Consider set $\mathbb{P_2(\mathbb{C})}$. On this space we define the inner product:
$$\langle p, q \rangle = p(0)\overline{q(0)} + \int_0^1 p'(x)\overline{q'(x)} \, dx$$
where $p'(x)$ denotes the derivative of $p(x)$.
Now I have to show that $\langle p, q \rangle$ defines an inner product on $\mathbb{P_2(\mathbb{C})}$
Of course we verify all four properties of inner products.
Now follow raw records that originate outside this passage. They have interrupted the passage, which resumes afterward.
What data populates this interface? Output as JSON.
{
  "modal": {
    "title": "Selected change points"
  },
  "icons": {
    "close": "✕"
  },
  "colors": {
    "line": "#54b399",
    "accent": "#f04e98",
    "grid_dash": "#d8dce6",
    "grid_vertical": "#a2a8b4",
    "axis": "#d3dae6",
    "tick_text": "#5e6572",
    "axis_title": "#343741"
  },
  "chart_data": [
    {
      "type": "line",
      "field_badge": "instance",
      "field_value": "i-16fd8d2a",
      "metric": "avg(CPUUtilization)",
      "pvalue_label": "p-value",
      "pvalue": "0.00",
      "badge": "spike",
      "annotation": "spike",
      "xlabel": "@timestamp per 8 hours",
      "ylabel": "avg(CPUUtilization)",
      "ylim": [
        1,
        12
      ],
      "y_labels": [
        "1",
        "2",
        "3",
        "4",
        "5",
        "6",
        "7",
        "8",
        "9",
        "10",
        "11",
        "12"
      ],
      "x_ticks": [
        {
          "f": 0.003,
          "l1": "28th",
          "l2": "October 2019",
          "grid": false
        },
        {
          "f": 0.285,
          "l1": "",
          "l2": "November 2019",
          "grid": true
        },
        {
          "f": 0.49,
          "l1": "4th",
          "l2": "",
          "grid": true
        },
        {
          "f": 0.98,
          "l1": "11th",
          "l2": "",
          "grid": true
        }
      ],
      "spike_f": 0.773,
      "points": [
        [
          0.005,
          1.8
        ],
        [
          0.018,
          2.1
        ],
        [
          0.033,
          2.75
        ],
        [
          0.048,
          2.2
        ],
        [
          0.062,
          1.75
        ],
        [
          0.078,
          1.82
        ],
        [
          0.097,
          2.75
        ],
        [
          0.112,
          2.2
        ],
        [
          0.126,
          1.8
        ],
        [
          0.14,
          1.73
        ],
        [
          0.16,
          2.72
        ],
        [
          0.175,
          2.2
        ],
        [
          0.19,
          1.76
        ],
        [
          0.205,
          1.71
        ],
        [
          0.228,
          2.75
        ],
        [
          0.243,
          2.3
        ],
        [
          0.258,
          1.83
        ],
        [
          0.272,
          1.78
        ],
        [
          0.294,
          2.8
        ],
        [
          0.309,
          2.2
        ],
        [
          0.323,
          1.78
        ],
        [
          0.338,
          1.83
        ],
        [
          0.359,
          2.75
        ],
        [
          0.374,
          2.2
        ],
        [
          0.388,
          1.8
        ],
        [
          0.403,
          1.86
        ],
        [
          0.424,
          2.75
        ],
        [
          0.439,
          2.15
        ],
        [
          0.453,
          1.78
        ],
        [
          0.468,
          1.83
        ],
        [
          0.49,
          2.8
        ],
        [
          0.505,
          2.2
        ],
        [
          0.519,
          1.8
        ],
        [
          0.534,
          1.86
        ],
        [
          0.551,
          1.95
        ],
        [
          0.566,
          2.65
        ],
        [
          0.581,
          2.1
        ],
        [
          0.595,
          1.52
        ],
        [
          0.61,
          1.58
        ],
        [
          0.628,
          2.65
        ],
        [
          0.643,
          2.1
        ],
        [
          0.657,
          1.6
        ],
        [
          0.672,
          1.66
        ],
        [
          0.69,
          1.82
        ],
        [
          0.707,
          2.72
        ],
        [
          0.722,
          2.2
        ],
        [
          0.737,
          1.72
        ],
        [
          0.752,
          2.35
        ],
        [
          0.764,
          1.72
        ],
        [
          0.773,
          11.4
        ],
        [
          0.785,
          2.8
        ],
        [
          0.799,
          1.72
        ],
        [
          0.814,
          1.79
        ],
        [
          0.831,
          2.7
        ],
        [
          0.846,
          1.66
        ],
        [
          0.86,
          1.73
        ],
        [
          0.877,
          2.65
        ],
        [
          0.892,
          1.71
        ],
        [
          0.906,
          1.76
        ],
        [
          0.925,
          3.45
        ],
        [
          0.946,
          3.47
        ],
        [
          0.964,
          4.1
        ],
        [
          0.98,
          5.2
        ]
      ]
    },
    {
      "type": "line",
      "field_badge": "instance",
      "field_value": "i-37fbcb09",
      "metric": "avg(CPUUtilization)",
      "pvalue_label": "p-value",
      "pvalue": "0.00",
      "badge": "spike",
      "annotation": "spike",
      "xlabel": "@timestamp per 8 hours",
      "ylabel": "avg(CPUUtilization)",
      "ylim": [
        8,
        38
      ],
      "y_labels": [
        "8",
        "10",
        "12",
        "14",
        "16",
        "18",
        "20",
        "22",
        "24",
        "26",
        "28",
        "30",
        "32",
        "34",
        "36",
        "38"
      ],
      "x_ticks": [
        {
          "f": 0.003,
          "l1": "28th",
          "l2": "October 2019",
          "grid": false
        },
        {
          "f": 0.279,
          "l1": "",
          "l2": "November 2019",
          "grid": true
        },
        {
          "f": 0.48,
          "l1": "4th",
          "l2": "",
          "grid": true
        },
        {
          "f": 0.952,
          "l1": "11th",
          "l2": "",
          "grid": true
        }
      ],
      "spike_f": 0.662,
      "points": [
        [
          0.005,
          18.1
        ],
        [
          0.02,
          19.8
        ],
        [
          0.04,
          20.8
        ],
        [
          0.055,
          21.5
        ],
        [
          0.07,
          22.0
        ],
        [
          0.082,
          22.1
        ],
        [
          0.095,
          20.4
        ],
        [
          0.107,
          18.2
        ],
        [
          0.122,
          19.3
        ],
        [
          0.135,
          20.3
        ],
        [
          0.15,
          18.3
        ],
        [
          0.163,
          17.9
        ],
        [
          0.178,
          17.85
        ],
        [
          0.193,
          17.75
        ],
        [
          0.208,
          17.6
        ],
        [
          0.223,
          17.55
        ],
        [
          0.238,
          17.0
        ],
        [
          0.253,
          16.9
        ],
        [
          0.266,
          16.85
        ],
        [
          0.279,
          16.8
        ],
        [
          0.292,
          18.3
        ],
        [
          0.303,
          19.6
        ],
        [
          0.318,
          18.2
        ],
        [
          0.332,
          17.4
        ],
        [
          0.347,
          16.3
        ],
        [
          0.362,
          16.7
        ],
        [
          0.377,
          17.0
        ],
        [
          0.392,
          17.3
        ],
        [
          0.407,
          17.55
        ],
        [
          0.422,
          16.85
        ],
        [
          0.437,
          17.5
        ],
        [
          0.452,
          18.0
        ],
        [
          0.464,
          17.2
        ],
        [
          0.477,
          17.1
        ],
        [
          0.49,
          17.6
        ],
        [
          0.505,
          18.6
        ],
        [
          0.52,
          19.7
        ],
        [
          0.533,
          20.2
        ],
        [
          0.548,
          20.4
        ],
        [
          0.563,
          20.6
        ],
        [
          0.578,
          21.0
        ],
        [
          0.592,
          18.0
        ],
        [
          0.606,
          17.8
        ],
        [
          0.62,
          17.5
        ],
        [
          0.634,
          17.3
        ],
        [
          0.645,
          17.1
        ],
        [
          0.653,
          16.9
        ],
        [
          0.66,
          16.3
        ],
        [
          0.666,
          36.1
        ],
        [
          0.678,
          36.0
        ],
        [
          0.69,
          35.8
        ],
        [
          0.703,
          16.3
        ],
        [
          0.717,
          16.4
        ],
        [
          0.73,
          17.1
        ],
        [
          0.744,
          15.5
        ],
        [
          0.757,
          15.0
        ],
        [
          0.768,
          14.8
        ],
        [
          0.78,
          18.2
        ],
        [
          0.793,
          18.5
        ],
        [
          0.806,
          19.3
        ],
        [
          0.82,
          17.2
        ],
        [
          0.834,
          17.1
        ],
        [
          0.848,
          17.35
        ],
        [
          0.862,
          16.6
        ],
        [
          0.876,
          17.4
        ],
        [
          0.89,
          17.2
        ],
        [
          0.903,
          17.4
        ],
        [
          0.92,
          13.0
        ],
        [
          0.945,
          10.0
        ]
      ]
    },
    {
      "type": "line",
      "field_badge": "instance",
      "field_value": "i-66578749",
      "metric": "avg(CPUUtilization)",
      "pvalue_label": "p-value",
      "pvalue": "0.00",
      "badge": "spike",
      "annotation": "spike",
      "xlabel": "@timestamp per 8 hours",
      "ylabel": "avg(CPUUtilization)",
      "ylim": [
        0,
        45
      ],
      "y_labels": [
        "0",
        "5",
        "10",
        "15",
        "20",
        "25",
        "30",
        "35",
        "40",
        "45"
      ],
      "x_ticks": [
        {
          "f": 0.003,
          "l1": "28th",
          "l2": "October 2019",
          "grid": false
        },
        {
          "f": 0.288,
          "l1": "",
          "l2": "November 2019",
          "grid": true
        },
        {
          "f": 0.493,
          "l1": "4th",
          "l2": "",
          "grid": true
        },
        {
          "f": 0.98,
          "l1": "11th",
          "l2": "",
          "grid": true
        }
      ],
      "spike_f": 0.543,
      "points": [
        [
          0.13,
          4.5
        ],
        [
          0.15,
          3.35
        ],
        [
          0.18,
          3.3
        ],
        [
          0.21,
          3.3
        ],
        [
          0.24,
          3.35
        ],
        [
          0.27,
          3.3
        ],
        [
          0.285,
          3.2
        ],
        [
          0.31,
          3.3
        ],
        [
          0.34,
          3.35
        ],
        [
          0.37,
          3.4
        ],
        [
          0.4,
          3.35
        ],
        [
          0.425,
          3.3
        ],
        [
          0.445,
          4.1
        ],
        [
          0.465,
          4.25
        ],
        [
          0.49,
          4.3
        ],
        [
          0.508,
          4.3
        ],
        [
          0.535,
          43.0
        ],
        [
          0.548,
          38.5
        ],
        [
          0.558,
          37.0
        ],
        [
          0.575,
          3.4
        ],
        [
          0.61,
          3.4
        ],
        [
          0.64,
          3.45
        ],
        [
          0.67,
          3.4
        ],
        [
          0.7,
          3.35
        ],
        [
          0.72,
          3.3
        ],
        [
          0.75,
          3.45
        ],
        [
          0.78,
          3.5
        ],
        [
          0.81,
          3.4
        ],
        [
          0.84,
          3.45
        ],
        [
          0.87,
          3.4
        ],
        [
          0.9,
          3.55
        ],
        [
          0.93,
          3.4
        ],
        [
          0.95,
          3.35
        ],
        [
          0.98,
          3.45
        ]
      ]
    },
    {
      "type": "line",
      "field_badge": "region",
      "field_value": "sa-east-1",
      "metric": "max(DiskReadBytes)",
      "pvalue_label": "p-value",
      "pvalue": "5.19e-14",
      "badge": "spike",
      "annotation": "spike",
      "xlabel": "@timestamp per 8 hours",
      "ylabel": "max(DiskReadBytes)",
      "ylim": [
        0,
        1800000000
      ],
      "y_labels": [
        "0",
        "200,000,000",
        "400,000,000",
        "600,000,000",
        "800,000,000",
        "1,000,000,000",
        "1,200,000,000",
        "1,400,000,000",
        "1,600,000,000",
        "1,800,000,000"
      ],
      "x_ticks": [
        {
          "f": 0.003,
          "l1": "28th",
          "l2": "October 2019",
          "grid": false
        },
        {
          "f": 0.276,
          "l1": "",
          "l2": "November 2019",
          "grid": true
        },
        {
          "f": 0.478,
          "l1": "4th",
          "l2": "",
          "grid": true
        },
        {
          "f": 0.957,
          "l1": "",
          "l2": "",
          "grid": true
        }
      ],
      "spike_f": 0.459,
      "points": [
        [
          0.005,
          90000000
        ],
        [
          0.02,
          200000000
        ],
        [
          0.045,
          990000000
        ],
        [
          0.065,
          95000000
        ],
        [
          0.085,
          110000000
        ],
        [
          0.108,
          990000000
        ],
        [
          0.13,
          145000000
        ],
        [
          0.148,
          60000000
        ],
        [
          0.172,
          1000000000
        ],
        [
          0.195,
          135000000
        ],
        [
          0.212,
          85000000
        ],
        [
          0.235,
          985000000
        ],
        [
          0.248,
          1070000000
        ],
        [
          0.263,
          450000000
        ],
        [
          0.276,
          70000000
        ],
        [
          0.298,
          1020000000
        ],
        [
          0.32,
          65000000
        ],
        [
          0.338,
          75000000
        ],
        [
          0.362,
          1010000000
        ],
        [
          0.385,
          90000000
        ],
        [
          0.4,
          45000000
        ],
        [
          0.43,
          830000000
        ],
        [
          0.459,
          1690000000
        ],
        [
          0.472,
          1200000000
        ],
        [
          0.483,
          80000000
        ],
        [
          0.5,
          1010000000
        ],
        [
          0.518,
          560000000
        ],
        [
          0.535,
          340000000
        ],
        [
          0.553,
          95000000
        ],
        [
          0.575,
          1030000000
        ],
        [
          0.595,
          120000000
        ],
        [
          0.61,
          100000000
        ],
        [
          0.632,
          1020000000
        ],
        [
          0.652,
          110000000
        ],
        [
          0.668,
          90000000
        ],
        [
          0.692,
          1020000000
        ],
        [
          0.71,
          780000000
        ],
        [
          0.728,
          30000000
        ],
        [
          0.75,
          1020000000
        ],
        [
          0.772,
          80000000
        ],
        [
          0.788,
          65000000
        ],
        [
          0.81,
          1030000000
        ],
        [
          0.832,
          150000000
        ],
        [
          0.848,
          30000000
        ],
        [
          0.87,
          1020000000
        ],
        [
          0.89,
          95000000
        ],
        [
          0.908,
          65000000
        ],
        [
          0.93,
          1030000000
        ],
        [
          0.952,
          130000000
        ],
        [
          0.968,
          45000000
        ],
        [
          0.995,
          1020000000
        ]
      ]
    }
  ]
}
But I was a bit confused while verifying that $\overline{\langle p, q \rangle} = \langle q, p \rangle$ because of the complex conjugate.
Can I write $p(x)\overline{q(x)} = \overline{p(x)}q(x)$?
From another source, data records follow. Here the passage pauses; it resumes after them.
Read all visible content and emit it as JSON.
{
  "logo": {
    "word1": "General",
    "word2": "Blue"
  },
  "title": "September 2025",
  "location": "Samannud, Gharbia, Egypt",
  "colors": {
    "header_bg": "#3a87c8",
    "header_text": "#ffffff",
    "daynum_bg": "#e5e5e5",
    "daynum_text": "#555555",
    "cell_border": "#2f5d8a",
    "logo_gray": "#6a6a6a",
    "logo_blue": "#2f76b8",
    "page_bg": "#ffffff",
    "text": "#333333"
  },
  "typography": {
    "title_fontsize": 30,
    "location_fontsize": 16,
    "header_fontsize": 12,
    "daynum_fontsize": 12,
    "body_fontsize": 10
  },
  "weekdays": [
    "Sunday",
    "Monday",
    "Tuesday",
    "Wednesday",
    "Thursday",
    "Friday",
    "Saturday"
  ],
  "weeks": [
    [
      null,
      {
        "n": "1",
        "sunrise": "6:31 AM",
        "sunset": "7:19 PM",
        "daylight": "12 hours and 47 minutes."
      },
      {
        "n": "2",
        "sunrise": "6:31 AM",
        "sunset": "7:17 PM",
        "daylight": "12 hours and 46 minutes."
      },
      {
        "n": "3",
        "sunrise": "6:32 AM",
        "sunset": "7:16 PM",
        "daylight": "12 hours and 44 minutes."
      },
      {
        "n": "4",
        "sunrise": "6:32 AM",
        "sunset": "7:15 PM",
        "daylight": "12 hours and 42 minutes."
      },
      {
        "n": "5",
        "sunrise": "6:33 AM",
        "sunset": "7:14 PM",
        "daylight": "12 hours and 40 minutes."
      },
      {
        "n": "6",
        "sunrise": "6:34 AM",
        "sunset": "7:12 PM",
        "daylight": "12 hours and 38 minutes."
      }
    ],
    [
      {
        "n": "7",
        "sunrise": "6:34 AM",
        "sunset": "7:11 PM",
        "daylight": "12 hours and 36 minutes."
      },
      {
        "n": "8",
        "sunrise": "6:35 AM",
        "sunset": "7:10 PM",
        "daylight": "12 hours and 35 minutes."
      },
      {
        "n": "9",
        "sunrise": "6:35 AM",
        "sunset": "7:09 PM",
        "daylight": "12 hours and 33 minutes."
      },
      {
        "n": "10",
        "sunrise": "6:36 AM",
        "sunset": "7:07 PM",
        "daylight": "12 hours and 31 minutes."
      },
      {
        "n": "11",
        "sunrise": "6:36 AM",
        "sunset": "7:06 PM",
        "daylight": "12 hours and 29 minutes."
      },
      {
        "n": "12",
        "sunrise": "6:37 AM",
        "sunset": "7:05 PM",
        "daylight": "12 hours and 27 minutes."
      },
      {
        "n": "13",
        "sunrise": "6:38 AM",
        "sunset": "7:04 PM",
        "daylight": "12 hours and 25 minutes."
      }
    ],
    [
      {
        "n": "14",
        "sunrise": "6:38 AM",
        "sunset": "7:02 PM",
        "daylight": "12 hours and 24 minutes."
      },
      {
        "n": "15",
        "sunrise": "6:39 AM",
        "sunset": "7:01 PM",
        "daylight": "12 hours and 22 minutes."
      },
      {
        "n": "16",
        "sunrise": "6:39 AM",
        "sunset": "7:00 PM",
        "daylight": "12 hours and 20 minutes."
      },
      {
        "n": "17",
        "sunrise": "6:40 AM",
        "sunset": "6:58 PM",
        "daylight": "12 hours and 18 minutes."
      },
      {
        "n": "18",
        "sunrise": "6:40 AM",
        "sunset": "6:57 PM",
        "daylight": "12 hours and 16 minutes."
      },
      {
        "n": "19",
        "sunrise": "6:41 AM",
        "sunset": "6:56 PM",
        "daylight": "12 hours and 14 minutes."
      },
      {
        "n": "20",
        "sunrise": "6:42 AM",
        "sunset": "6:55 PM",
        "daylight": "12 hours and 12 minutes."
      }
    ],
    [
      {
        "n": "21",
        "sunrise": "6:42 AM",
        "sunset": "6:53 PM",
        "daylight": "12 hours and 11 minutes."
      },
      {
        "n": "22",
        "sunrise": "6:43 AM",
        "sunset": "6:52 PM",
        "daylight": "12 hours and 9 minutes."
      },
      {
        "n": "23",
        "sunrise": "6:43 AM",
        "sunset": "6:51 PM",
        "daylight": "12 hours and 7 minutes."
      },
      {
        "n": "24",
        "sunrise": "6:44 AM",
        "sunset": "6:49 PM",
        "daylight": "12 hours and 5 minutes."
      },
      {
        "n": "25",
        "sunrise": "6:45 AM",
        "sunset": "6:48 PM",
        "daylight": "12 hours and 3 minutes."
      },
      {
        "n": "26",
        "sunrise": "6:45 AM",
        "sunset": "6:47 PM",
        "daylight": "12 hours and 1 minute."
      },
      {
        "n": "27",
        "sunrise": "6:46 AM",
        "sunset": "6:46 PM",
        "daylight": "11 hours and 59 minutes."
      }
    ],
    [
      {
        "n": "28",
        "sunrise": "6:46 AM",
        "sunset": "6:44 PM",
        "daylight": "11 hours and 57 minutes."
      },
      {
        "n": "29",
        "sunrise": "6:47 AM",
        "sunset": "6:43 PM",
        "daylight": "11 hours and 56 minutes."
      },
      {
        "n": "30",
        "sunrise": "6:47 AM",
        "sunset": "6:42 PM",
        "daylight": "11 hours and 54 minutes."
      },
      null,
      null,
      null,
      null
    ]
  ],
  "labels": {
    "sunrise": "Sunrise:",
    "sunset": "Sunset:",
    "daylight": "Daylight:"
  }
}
Also if the next step of proving that $\langle p, p\rangle > 0$, I have figured that we could write $p(x) = a_0+a_1x+a_2x^2+…+a_nx^n$ and have that
$$\langle p, p\rangle = (a_0+a_1x+a_2x^2+…+a_nx^n)(\overline{a_0}+\overline{a_1}x+\overline{a_2}x^2+…+\overline{a_n}x^n)$$
but I don't know how to move on from there.
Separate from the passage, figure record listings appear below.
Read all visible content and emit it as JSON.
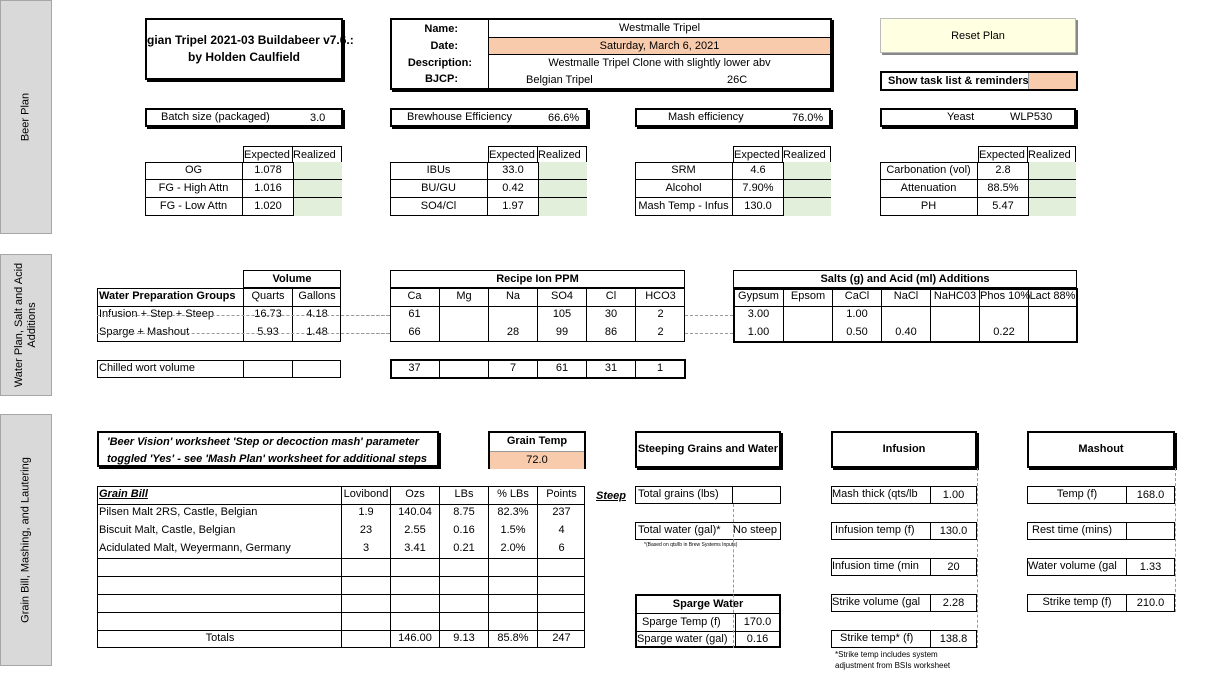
{
  "tabs": {
    "beer_plan": "Beer Plan",
    "water_plan": "Water Plan, Salt and Acid Additions",
    "grain_bill": "Grain Bill, Mashing, and Lautering"
  },
  "header": {
    "title_line1": "gian Tripel 2021-03 Buildabeer v7.6.:",
    "title_line2": "by Holden Caulfield"
  },
  "recipe": {
    "name_label": "Name:",
    "name_value": "Westmalle Tripel",
    "date_label": "Date:",
    "date_value": "Saturday, March 6, 2021",
    "desc_label": "Description:",
    "desc_value": "Westmalle Tripel Clone with slightly lower abv",
    "bjcp_label": "BJCP:",
    "bjcp_style": "Belgian Tripel",
    "bjcp_code": "26C"
  },
  "buttons": {
    "reset": "Reset Plan",
    "show_tasks": "Show task list & reminders"
  },
  "summary": {
    "batch_label": "Batch size (packaged)",
    "batch_value": "3.0",
    "bh_label": "Brewhouse Efficiency",
    "bh_value": "66.6%",
    "mash_label": "Mash efficiency",
    "mash_value": "76.0%",
    "yeast_label": "Yeast",
    "yeast_value": "WLP530"
  },
  "stats": {
    "expected": "Expected",
    "realized": "Realized",
    "g1": [
      {
        "label": "OG",
        "value": "1.078"
      },
      {
        "label": "FG - High Attn",
        "value": "1.016"
      },
      {
        "label": "FG - Low Attn",
        "value": "1.020"
      }
    ],
    "g2": [
      {
        "label": "IBUs",
        "value": "33.0"
      },
      {
        "label": "BU/GU",
        "value": "0.42"
      },
      {
        "label": "SO4/Cl",
        "value": "1.97"
      }
    ],
    "g3": [
      {
        "label": "SRM",
        "value": "4.6"
      },
      {
        "label": "Alcohol",
        "value": "7.90%"
      },
      {
        "label": "Mash Temp - Infus",
        "value": "130.0"
      }
    ],
    "g4": [
      {
        "label": "Carbonation (vol)",
        "value": "2.8"
      },
      {
        "label": "Attenuation",
        "value": "88.5%"
      },
      {
        "label": "PH",
        "value": "5.47"
      }
    ]
  },
  "water": {
    "volume_header": "Volume",
    "groups_label": "Water Preparation Groups",
    "quarts": "Quarts",
    "gallons": "Gallons",
    "rows": [
      {
        "label": "Infusion + Step + Steep",
        "quarts": "16.73",
        "gallons": "4.18"
      },
      {
        "label": "Sparge + Mashout",
        "quarts": "5.93",
        "gallons": "1.48"
      }
    ],
    "chilled_label": "Chilled wort volume",
    "ion_header": "Recipe Ion PPM",
    "ion_cols": [
      "Ca",
      "Mg",
      "Na",
      "SO4",
      "Cl",
      "HCO3"
    ],
    "ion_rows": [
      [
        "61",
        "",
        "",
        "105",
        "30",
        "2"
      ],
      [
        "66",
        "",
        "28",
        "99",
        "86",
        "2"
      ]
    ],
    "ion_chilled": [
      "37",
      "",
      "7",
      "61",
      "31",
      "1"
    ],
    "salt_header": "Salts (g) and Acid (ml) Additions",
    "salt_cols": [
      "Gypsum",
      "Epsom",
      "CaCl",
      "NaCl",
      "NaHC03",
      "Phos 10%",
      "Lact 88%"
    ],
    "salt_rows": [
      [
        "3.00",
        "",
        "1.00",
        "",
        "",
        "",
        ""
      ],
      [
        "1.00",
        "",
        "0.50",
        "0.40",
        "",
        "0.22",
        ""
      ]
    ]
  },
  "grain": {
    "notice_line1": "'Beer Vision' worksheet 'Step or decoction mash' parameter",
    "notice_line2": "toggled 'Yes' - see 'Mash Plan' worksheet for additional steps",
    "grain_temp_label": "Grain Temp",
    "grain_temp_value": "72.0",
    "bill_label": "Grain Bill",
    "cols": [
      "Lovibond",
      "Ozs",
      "LBs",
      "% LBs",
      "Points"
    ],
    "steep_link": "Steep",
    "rows": [
      {
        "name": "Pilsen Malt 2RS, Castle, Belgian",
        "lov": "1.9",
        "ozs": "140.04",
        "lbs": "8.75",
        "pct": "82.3%",
        "pts": "237"
      },
      {
        "name": "Biscuit Malt, Castle, Belgian",
        "lov": "23",
        "ozs": "2.55",
        "lbs": "0.16",
        "pct": "1.5%",
        "pts": "4"
      },
      {
        "name": "Acidulated Malt, Weyermann, Germany",
        "lov": "3",
        "ozs": "3.41",
        "lbs": "0.21",
        "pct": "2.0%",
        "pts": "6"
      }
    ],
    "totals": {
      "label": "Totals",
      "ozs": "146.00",
      "lbs": "9.13",
      "pct": "85.8%",
      "pts": "247"
    }
  },
  "steeping": {
    "header": "Steeping Grains and Water",
    "total_grains_label": "Total grains (lbs)",
    "total_water_label": "Total water (gal)*",
    "total_water_value": "No steep",
    "footnote": "*(Based on qts/lb in Brew Systems Inputs)"
  },
  "sparge": {
    "header": "Sparge Water",
    "temp_label": "Sparge Temp (f)",
    "temp_value": "170.0",
    "water_label": "Sparge water (gal)",
    "water_value": "0.16"
  },
  "infusion": {
    "header": "Infusion",
    "rows": [
      {
        "label": "Mash thick (qts/lb",
        "value": "1.00"
      },
      {
        "label": "Infusion temp (f)",
        "value": "130.0"
      },
      {
        "label": "Infusion time (min",
        "value": "20"
      },
      {
        "label": "Strike volume (gal",
        "value": "2.28"
      },
      {
        "label": "Strike temp* (f)",
        "value": "138.8"
      }
    ],
    "footnote1": "*Strike temp includes system",
    "footnote2": "adjustment from BSIs worksheet"
  },
  "mashout": {
    "header": "Mashout",
    "rows": [
      {
        "label": "Temp (f)",
        "value": "168.0"
      },
      {
        "label": "Rest time (mins)",
        "value": ""
      },
      {
        "label": "Water volume (gal",
        "value": "1.33"
      },
      {
        "label": "Strike temp (f)",
        "value": "210.0"
      }
    ]
  }
}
Thank you for any kind of help!
Best Answer
I'll prove your form is inner product over $\mathbb C[x]=V$ (polynomial space with base field $\mathbb C$) by proving three properties: left linearity, Hermitian symmetry, positive definiteness.
First, I'll use notation such that $p(x)=\sum_0^np_ix^i\ (p\in V)$, simillar as $q,r\in V$. And consider $a\in\mathbb C$.
Part 1: Left Linearity $$ \langle p+q,r\rangle=(p+q)(0)\overline{r(0)}+\int_0^1(p+q)'(x)\overline{r'(x)}dx \\ =p(0)\overline{r(0)}+q(0)\overline{r(0)}+\int_0^1p'(x)\overline{r'(x)}dx+\int_0^1q'(x)\overline{r'(x)}dx \\ =\left(p(0)\overline{r(0)}+\int_0^1p'(x)\overline{r'(x)}dx\right)+\left(q(0)\overline{r(0)}+\int_0^1q'(x)\overline{r'(x)}dx\right) = \langle p,r \rangle+\langle q,r \rangle $$ $$ \langle ap,q \rangle=(ap)(0)\overline{q(0)}+\int_0^1(ap)'(x)\overline{q'(x)}dx=ap(0)\overline{q(0)}+a\int_0^1p'(x)\overline{q'(x)}dx \\ =a\left(p(0)\overline{q(0)}+\int_0^1p'(x)\overline{q'(x)}dx\right)=a\langle p,q \rangle $$
So, $\langle \cdot,\cdot \rangle$ satisfies left linearity.
Part 2: Hermitian Symmetry
Since $\overline{\alpha\overline\beta}=\overline\alpha\beta$... $$ \langle q,p \rangle=q(0)\overline{p(0)}+\int_0^1q'(x)\overline{p'(x)}dx=\overline{p(0)\overline{q(0)}}+\int_0^1\overline{p'(x)\overline{q'(x)}}dx \\ =\overline{p(0)\overline{q(0)}+\int_0^1p'(x)\overline{q'(x)}dx}=\overline{\langle p,q \rangle} $$
So, $\langle \cdot,\cdot \rangle$ satisfies Hermitian Symmetry.
Part 3: Positive definiteness
If $p\ne0$, then $p_0$ and $p'(x)$ cannot be both 0, because $p(x)=p_0+\int_0^xp'(t)dt$. So, $\|p_0\|$ and $\|p'(x)\|$ cannot be both 0. So...
$$ \langle p,p \rangle=p(0)\overline{p(0)}+\int_0^1p'(x)\overline{p'(x)}dx=\|p_0\|^2+\int_0^1\|p'(x)\|^2dx\ne0 $$
So, $\langle \cdot,\cdot \rangle$ is positive definite.
Your $\langle \cdot,\cdot \rangle$ is, so, inner product over $V$.